7 Responses to “Daryl Hall: “I Never Enjoyed Music””

  1. ResIpsaLoquitur Says:

    This may be the saddest thing I’ve read in months.

  2. lord_whimsy Says:

    In a way, I now have more respect for the man: he’s a classicist, not a romantic.

    He has great taste in restorations, too. Georgian: the thinking man’s Victorian.

  3. conorcorcoran Says:

    True artists are, effectively, day laborers. Flashes in the pan are for the MTV generation and readers of Philadelphia Magazine. Someone once said imagination without skill gives you modern art. Much the same can be said about musicians and their work.

    It’s like the difference between the Yankees and the Phillies. Hype versus competence. I can’t believe I just made a sports metaphor. My inner Chomsky is slowly dying.

  4. Allan Smithee Says:

    @conorcorcoran

    “Skill without imagination is craftsmanship and gives us many useful objects such as wickerwork picnic baskets. Imagination without skill gives us modern art.”

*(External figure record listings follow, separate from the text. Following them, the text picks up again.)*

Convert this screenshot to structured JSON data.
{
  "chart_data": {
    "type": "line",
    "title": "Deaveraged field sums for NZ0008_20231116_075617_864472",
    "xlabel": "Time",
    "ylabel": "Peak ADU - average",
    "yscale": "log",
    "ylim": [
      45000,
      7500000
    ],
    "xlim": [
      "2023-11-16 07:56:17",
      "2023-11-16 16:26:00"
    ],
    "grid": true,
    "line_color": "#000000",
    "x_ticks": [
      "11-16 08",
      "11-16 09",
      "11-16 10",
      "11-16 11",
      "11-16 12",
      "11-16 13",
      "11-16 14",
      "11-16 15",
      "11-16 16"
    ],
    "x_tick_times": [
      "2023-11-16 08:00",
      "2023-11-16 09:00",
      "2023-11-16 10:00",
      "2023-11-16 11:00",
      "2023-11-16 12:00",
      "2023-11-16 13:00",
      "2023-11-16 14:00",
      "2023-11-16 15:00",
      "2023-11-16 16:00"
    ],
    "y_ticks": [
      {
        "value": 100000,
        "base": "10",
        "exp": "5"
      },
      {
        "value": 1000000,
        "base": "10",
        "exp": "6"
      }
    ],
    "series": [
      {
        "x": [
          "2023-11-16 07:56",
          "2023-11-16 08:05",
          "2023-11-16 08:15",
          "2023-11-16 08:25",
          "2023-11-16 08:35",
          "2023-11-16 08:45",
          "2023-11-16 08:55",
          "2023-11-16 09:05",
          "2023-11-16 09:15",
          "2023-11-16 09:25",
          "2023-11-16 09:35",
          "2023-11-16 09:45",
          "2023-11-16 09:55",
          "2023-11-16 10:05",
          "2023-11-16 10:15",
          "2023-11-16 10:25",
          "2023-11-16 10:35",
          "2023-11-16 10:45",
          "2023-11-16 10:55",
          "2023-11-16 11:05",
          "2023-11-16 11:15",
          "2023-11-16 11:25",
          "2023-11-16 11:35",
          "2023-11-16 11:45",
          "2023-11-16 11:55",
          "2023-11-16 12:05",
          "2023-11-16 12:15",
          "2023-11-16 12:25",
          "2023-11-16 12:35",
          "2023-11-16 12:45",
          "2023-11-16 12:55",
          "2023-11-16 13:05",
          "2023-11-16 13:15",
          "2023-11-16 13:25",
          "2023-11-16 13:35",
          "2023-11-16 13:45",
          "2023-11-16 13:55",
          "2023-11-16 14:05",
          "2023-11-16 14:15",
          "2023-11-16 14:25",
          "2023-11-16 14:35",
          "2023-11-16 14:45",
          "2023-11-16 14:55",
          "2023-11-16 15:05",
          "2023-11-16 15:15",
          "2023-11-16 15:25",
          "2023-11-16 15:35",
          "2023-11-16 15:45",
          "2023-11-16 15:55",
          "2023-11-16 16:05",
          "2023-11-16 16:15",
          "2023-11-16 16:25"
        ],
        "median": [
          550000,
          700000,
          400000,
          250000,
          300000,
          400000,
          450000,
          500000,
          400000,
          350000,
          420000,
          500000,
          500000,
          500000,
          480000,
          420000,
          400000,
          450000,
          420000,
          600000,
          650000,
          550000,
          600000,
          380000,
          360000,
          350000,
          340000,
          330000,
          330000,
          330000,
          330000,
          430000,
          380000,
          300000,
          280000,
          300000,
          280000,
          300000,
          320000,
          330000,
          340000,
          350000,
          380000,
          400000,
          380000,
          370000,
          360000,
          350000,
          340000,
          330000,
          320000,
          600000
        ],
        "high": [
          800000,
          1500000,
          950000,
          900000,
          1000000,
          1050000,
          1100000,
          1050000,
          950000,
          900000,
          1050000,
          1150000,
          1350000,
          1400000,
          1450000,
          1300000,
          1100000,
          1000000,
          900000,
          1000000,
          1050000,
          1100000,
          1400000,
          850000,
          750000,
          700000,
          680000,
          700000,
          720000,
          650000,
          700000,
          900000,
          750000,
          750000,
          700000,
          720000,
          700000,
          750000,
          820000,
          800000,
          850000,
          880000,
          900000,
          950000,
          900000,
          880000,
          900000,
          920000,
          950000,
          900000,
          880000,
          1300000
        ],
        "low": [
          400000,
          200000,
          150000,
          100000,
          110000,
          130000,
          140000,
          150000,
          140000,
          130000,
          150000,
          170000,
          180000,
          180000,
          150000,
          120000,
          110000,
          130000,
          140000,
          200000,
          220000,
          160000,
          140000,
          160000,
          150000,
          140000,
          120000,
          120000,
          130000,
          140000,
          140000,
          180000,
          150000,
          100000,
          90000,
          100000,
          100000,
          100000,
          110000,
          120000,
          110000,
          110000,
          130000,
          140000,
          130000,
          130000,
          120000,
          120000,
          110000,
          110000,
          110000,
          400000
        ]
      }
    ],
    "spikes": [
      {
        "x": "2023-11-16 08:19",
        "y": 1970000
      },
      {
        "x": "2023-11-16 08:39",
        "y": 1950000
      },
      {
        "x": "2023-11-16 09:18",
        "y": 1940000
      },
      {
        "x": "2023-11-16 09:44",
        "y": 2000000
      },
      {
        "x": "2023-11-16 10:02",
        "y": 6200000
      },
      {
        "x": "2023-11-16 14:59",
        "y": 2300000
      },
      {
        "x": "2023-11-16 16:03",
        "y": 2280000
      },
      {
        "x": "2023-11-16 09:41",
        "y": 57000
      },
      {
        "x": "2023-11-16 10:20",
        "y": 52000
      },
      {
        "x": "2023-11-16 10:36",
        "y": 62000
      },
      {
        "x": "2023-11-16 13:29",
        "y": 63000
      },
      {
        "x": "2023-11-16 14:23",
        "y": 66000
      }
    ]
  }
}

    Tom Stoppard, “Artist Descending a Staircase”
    British dramatist & screenwriter (1937 – )

  5. ademarco Says:

    WTF? It’s the Onion and it isn’t fake news? Or is it? Or is the real news so fake now that I can no longer tell the difference? Or maybe it isn’t Hall and Oates being interviewed at all but it’s Glenn Beck’s evil little appendix fucking with us all. Hall doesn’t enjoy making music? He’d rather spend his time restoring old houses? I think it’s Beck’s evil appendix doing the talking.

    I do like this statement from the interview:

    “We were very fortunate. We came up in an era where the record companies allowed us to make the music we wanted to make, and then they found a way of marketing it and selling it, which is 180 degrees from what happens today in the business. We were very conscious of making albums with substance. Every song needed to have some redeeming quality, or else we basically didn’t put it on the record. So it wasn’t about making a few hits and filling out the album with quickies; that wasn’t the way we approached things. The albums were thought of as a piece of work, and the singles that emerged from those albums were the songs radio gravitated to. Many times, we allowed radio to pick the singles. We would just put the whole album out there, and the record company would mull it over, and they’d run it by various radio people, and they would say, “That’s the one, let’s go with that.” We were very much not involved with the picking of the singles.”

    I miss that at one time an album was considered a piece of work in itself—a collection of songs with a cohesive message or a reflection of the craft and art of an artist at a given time.

  6. schmoe Says:

    So it turns out Yacht Rock was a work of fiction?

  7. John Lightstone Says:

    Onion AV Club is non-fake entertainment reporting. Actually has some of the better music and film reviews on the web.